From the ancient history of decorative stonework comes a very special artistic phenomenon, and this richly illustrated, large-format book tells its fascinating story. The phenomenon is pietre dure, or polychrome hardstone inlay, which resurfaced in Rome in the sixteenth century, within the context of the artistic flowering of the Italian Renaissance. Rome, where art took its inspiration from the cult of antiquity, fell in love with the evocative power of hardstones. Tabletops were covered in stones, inlaid into delicate floral panels or shining out, from ovals of opalescent alabaster.
From Rome, pietre dure spread to Florence, where the Medici family founded a prestigious workshop in 1588, dedicated to the production of hardstone works using materials such as coral, garnet, jasper and lapis lazuli. The art flourished for three centuries, thanks to the virtuoso skills of the finest craftsmen. Other workshops were founded at the Court of Rudolf II in Prague, and of Louis XIV in France, before spreading to Naples and Madrid under the Bourbon dynasty.

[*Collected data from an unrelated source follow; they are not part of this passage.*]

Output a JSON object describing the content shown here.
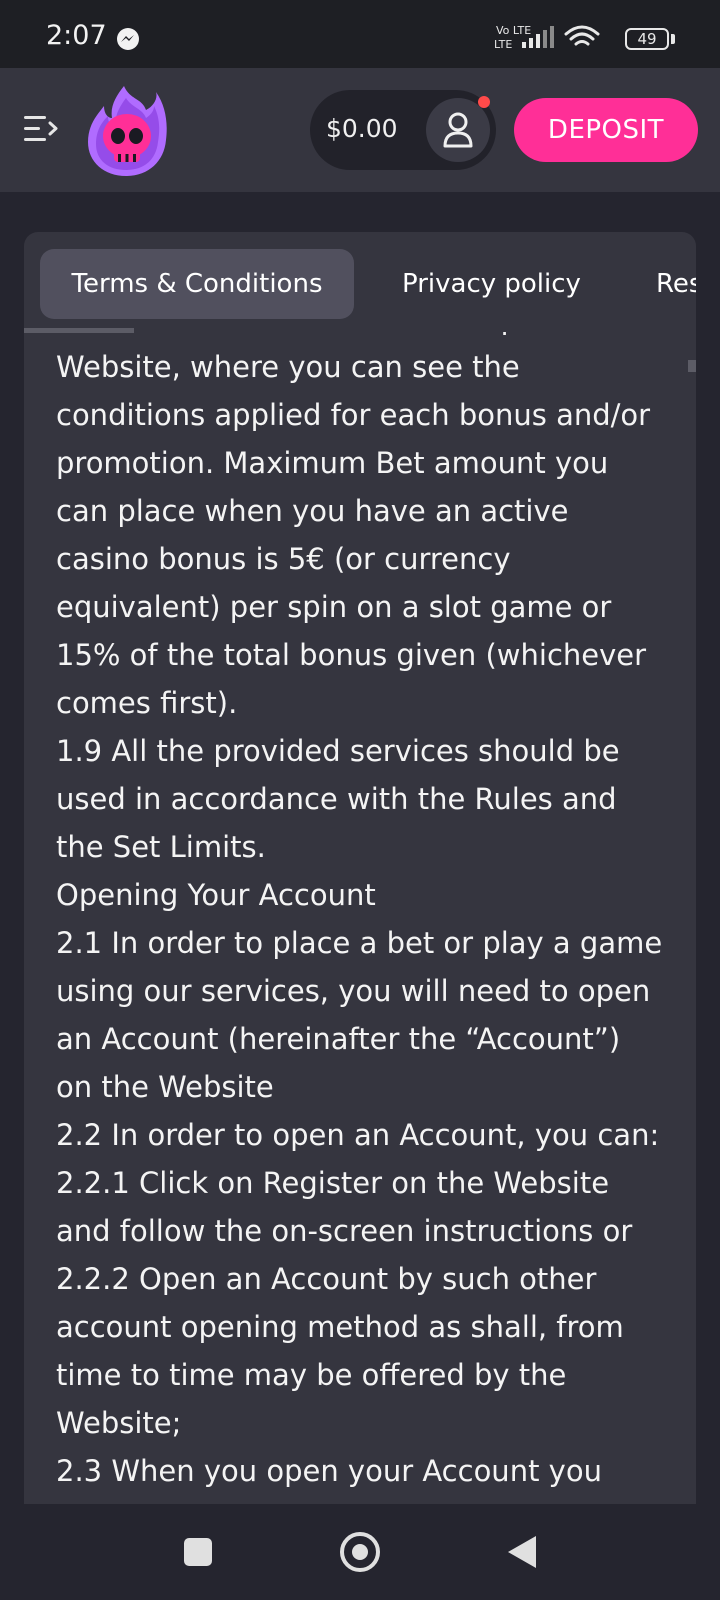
{
  "status_bar": {
    "time": "2:07",
    "network": "Vo LTE",
    "battery": "49",
    "icons": [
      "messenger-icon",
      "volte-icon",
      "signal-icon",
      "wifi-icon",
      "battery-icon"
    ]
  },
  "header": {
    "balance": "$0.00",
    "deposit_label": "DEPOSIT",
    "colors": {
      "accent": "#ff2f97",
      "logo_flame": "#b06cff",
      "logo_skull": "#ff2f97"
    }
  },
  "tabs": [
    {
      "label": "Terms & Conditions",
      "active": true
    },
    {
      "label": "Privacy policy",
      "active": false
    },
    {
      "label": "Res",
      "active": false
    }
  ],
  "document": {
    "lines": [
      "described in the “Promotions” part of the",
      "Website, where you can see the",
      "conditions applied for each bonus and/or",
      "promotion. Maximum Bet amount you",
      "can place when you have an active",
      "casino bonus is 5€ (or currency",
      "equivalent) per spin on a slot game or",
      "15% of the total bonus given (whichever",
      "comes first).",
      "1.9 All the provided services should be",
      "used in accordance with the Rules and",
      "the Set Limits.",
      "Opening Your Account",
      "2.1 In order to place a bet or play a game",
      "using our services, you will need to open",
      "an Account (hereinafter the “Account”)",
      "on the Website",
      "2.2 In order to open an Account, you can:",
      "2.2.1 Click on Register on the Website",
      "and follow the on-screen instructions or",
      "2.2.2 Open an Account by such other",
      "account opening method as shall, from",
      "time to time may be offered by the",
      "Website;",
      "2.3 When you open your Account you"
    ]
  },
  "nav_bar": {
    "icons": [
      "recents-icon",
      "home-icon",
      "back-icon"
    ]
  }
}
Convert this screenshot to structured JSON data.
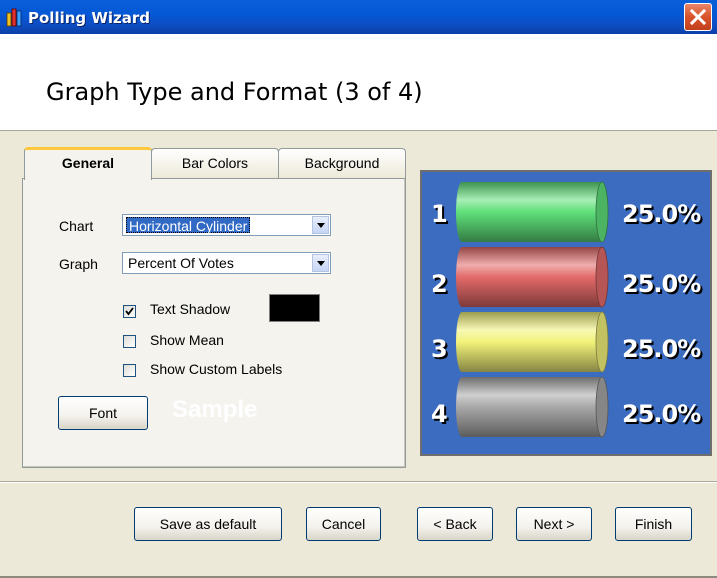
{
  "window": {
    "title": "Polling Wizard"
  },
  "header": {
    "heading": "Graph Type and Format (3 of 4)"
  },
  "tabs": [
    {
      "label": "General",
      "active": true
    },
    {
      "label": "Bar Colors",
      "active": false
    },
    {
      "label": "Background",
      "active": false
    }
  ],
  "general": {
    "chart_label": "Chart",
    "chart_value": "Horizontal Cylinder",
    "graph_label": "Graph",
    "graph_value": "Percent Of Votes",
    "text_shadow": {
      "label": "Text Shadow",
      "checked": true,
      "color": "#000000"
    },
    "show_mean": {
      "label": "Show Mean",
      "checked": false
    },
    "show_custom_labels": {
      "label": "Show Custom Labels",
      "checked": false
    },
    "font_button": "Font",
    "sample_text": "Sample"
  },
  "preview": {
    "background": "#3b6cc0",
    "rows": [
      {
        "number": "1",
        "percent": "25.0%",
        "color": "#5fe07a"
      },
      {
        "number": "2",
        "percent": "25.0%",
        "color": "#e46a6a"
      },
      {
        "number": "3",
        "percent": "25.0%",
        "color": "#f2f27a"
      },
      {
        "number": "4",
        "percent": "25.0%",
        "color": "#a8a8a8"
      }
    ]
  },
  "buttons": {
    "save_default": "Save as default",
    "cancel": "Cancel",
    "back": "< Back",
    "next": "Next >",
    "finish": "Finish"
  }
}
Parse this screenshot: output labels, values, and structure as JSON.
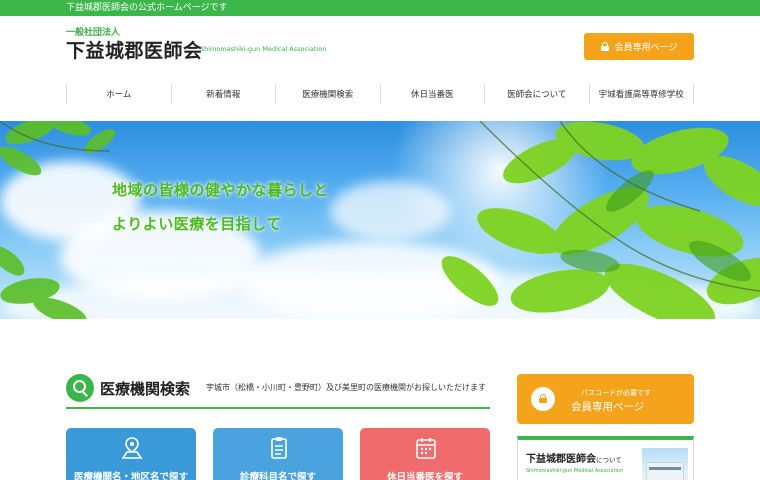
{
  "topbar": {
    "text": "下益城郡医師会の公式ホームページです"
  },
  "logo": {
    "small": "一般社団法人",
    "main": "下益城郡医師会",
    "english": "Shimomashiki-gun Medical Association"
  },
  "header": {
    "member_button": "会員専用ページ"
  },
  "nav": {
    "items": [
      {
        "label": "ホーム"
      },
      {
        "label": "新着情報"
      },
      {
        "label": "医療機関検索"
      },
      {
        "label": "休日当番医"
      },
      {
        "label": "医師会について"
      },
      {
        "label": "宇城看護高等専修学校"
      }
    ]
  },
  "hero": {
    "line1": "地域の皆様の健やかな暮らしと",
    "line2": "よりよい医療を目指して"
  },
  "search_section": {
    "title": "医療機関検索",
    "subtitle": "宇城市（松橋・小川町・豊野町）及び美里町の医療機関がお探しいただけます",
    "cards": [
      {
        "label": "医療機関名・地区名で探す",
        "color": "#3a9ad9",
        "icon": "map-pin-icon"
      },
      {
        "label": "診療科目名で探す",
        "color": "#4aa3df",
        "icon": "clipboard-icon"
      },
      {
        "label": "休日当番医を探す",
        "color": "#f06b6b",
        "icon": "calendar-icon"
      }
    ]
  },
  "sidebar": {
    "member_box": {
      "sub": "パスコードが必要です",
      "main": "会員専用ページ"
    },
    "about_box": {
      "title": "下益城郡医師会",
      "title_suffix": "について",
      "english": "Shimomashiki-gun Medical Association"
    }
  },
  "colors": {
    "brand_green": "#3cb54a",
    "accent_orange": "#f5a31a"
  }
}
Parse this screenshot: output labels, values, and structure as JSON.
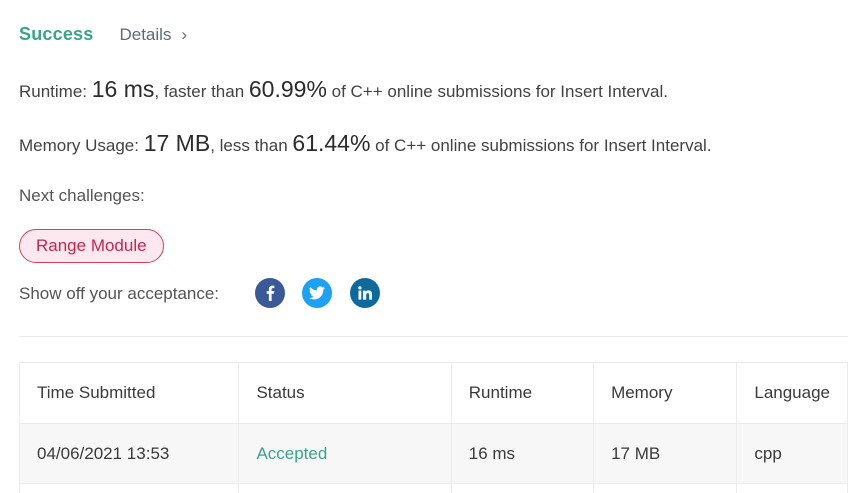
{
  "header": {
    "status": "Success",
    "details_label": "Details",
    "details_chevron": "›"
  },
  "runtime": {
    "label": "Runtime: ",
    "value": "16 ms",
    "comparison_prefix": ", faster than ",
    "percent": "60.99%",
    "suffix": " of C++ online submissions for Insert Interval."
  },
  "memory": {
    "label": "Memory Usage: ",
    "value": "17 MB",
    "comparison_prefix": ", less than ",
    "percent": "61.44%",
    "suffix": " of C++ online submissions for Insert Interval."
  },
  "next_challenges": {
    "label": "Next challenges:",
    "items": [
      "Range Module"
    ]
  },
  "share": {
    "label": "Show off your acceptance:",
    "icons": [
      "facebook-icon",
      "twitter-icon",
      "linkedin-icon"
    ],
    "colors": {
      "facebook": "#3b5998",
      "twitter": "#1da1f2",
      "linkedin": "#0e6a9c"
    }
  },
  "table": {
    "columns": [
      "Time Submitted",
      "Status",
      "Runtime",
      "Memory",
      "Language"
    ],
    "rows": [
      [
        "04/06/2021 13:53",
        "Accepted",
        "16 ms",
        "17 MB",
        "cpp"
      ]
    ]
  },
  "colors": {
    "accent": "#3aa38b",
    "challenge_border": "#d33f63",
    "challenge_bg": "#fce8ee"
  }
}
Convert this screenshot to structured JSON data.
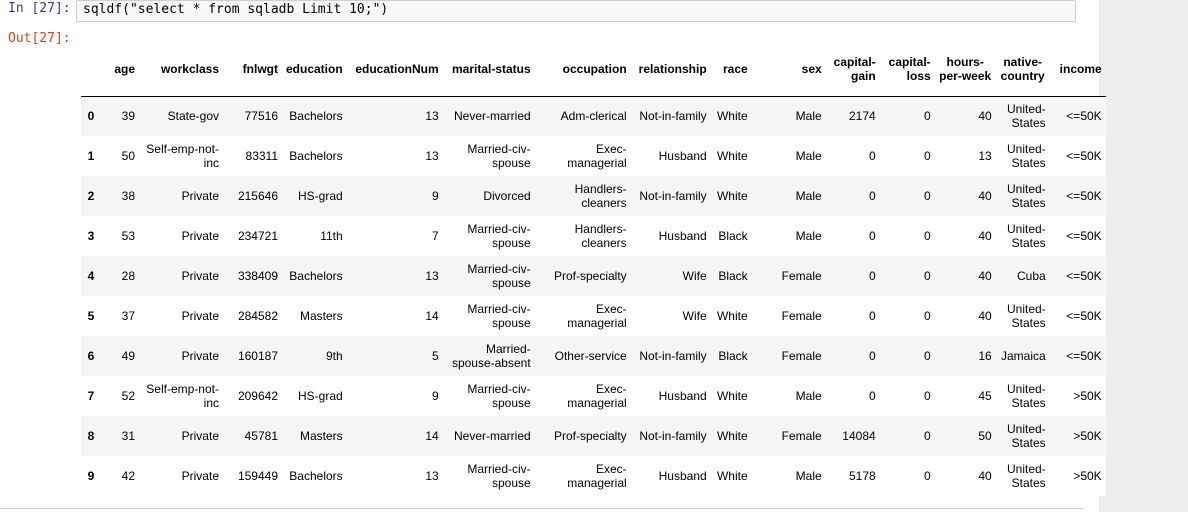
{
  "cell": {
    "in_prompt": "In [27]:",
    "code": "sqldf(\"select * from sqladb Limit 10;\")",
    "out_prompt": "Out[27]:"
  },
  "table": {
    "columns": [
      "",
      "age",
      "workclass",
      "fnlwgt",
      "education",
      "educationNum",
      "marital-status",
      "occupation",
      "relationship",
      "race",
      "sex",
      "capital-gain",
      "capital-loss",
      "hours-per-week",
      "native-country",
      "income"
    ],
    "rows": [
      [
        "0",
        "39",
        "State-gov",
        "77516",
        "Bachelors",
        "13",
        "Never-married",
        "Adm-clerical",
        "Not-in-family",
        "White",
        "Male",
        "2174",
        "0",
        "40",
        "United-States",
        "<=50K"
      ],
      [
        "1",
        "50",
        "Self-emp-not-inc",
        "83311",
        "Bachelors",
        "13",
        "Married-civ-spouse",
        "Exec-managerial",
        "Husband",
        "White",
        "Male",
        "0",
        "0",
        "13",
        "United-States",
        "<=50K"
      ],
      [
        "2",
        "38",
        "Private",
        "215646",
        "HS-grad",
        "9",
        "Divorced",
        "Handlers-cleaners",
        "Not-in-family",
        "White",
        "Male",
        "0",
        "0",
        "40",
        "United-States",
        "<=50K"
      ],
      [
        "3",
        "53",
        "Private",
        "234721",
        "11th",
        "7",
        "Married-civ-spouse",
        "Handlers-cleaners",
        "Husband",
        "Black",
        "Male",
        "0",
        "0",
        "40",
        "United-States",
        "<=50K"
      ],
      [
        "4",
        "28",
        "Private",
        "338409",
        "Bachelors",
        "13",
        "Married-civ-spouse",
        "Prof-specialty",
        "Wife",
        "Black",
        "Female",
        "0",
        "0",
        "40",
        "Cuba",
        "<=50K"
      ],
      [
        "5",
        "37",
        "Private",
        "284582",
        "Masters",
        "14",
        "Married-civ-spouse",
        "Exec-managerial",
        "Wife",
        "White",
        "Female",
        "0",
        "0",
        "40",
        "United-States",
        "<=50K"
      ],
      [
        "6",
        "49",
        "Private",
        "160187",
        "9th",
        "5",
        "Married-spouse-absent",
        "Other-service",
        "Not-in-family",
        "Black",
        "Female",
        "0",
        "0",
        "16",
        "Jamaica",
        "<=50K"
      ],
      [
        "7",
        "52",
        "Self-emp-not-inc",
        "209642",
        "HS-grad",
        "9",
        "Married-civ-spouse",
        "Exec-managerial",
        "Husband",
        "White",
        "Male",
        "0",
        "0",
        "45",
        "United-States",
        ">50K"
      ],
      [
        "8",
        "31",
        "Private",
        "45781",
        "Masters",
        "14",
        "Never-married",
        "Prof-specialty",
        "Not-in-family",
        "White",
        "Female",
        "14084",
        "0",
        "50",
        "United-States",
        ">50K"
      ],
      [
        "9",
        "42",
        "Private",
        "159449",
        "Bachelors",
        "13",
        "Married-civ-spouse",
        "Exec-managerial",
        "Husband",
        "White",
        "Male",
        "5178",
        "0",
        "40",
        "United-States",
        ">50K"
      ]
    ]
  },
  "colors": {
    "in_prompt": "#303f9f",
    "out_prompt": "#d84315",
    "stripe": "#f5f5f5"
  }
}
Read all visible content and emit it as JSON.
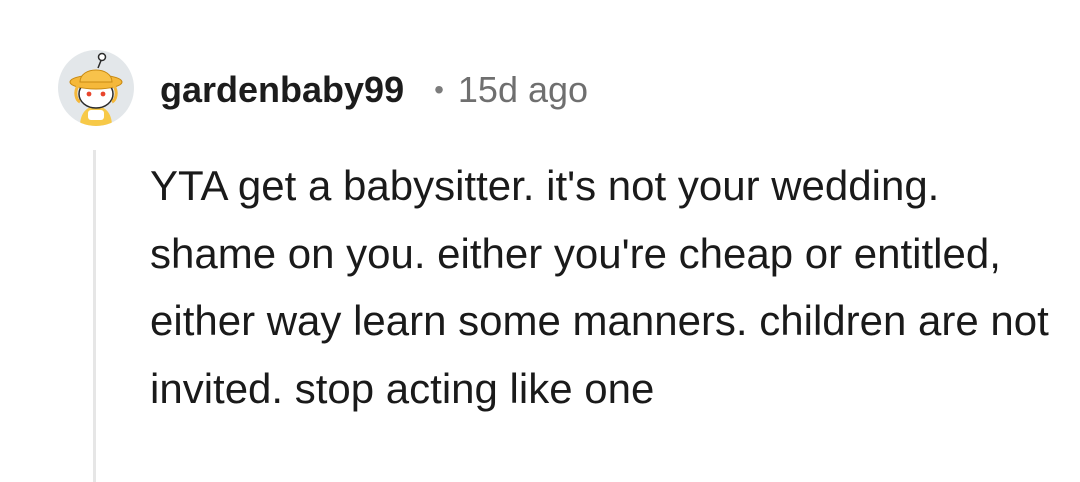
{
  "comment": {
    "author": "gardenbaby99",
    "separator": "•",
    "timestamp": "15d ago",
    "body": "YTA get a babysitter. it's not your wedding. shame on you. either you're cheap or entitled, either way learn some manners. children are not invited. stop acting like one",
    "avatar_icon": "snoo-avatar-yellow-hat-icon"
  },
  "colors": {
    "avatar_background": "#e3e7ea",
    "hat": "#f5b83a",
    "thread_line": "#e6e6e6",
    "timestamp": "#6f6f6f"
  }
}
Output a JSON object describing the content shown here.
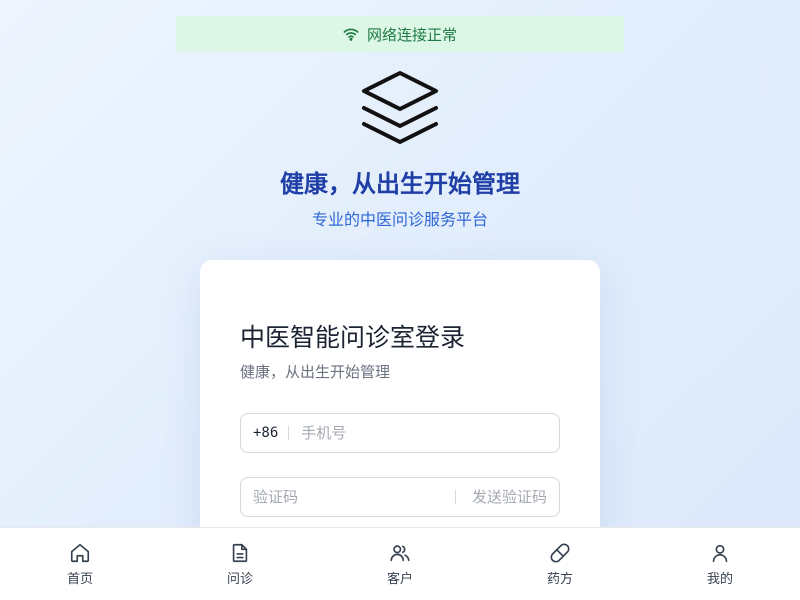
{
  "network_banner": {
    "icon": "wifi-icon",
    "text": "网络连接正常",
    "bg_color": "#dcf7e6",
    "text_color": "#1e7a45"
  },
  "logo": {
    "icon": "layers-icon"
  },
  "hero": {
    "title": "健康，从出生开始管理",
    "subtitle": "专业的中医问诊服务平台",
    "title_color": "#1f3fa6",
    "subtitle_color": "#2f67d6"
  },
  "login_card": {
    "title": "中医智能问诊室登录",
    "subtitle": "健康，从出生开始管理",
    "phone_field": {
      "prefix": "+86",
      "placeholder": "手机号",
      "value": ""
    },
    "code_field": {
      "placeholder": "验证码",
      "value": "",
      "send_code_label": "发送验证码"
    }
  },
  "tab_bar": {
    "items": [
      {
        "label": "首页",
        "icon": "home-icon"
      },
      {
        "label": "问诊",
        "icon": "document-icon"
      },
      {
        "label": "客户",
        "icon": "users-icon"
      },
      {
        "label": "药方",
        "icon": "pill-icon"
      },
      {
        "label": "我的",
        "icon": "user-icon"
      }
    ]
  }
}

In this way, Florentine inlay grew to become a tirelessly imaginative artistic language, capable of imbuing works of decorative art with the most astonishing beauty and creating masterpieces which still glow just as brightly today, long after the fall of their royal patrons.
This book brilliantly captures the beauty and craftsmanship of this ancient technique, illustrating in scores of dazzling photographs outstanding examples of pietre dure, including works designed for the Cappella dei Principi, Florence, and the Schloss Favorite, Rastatt.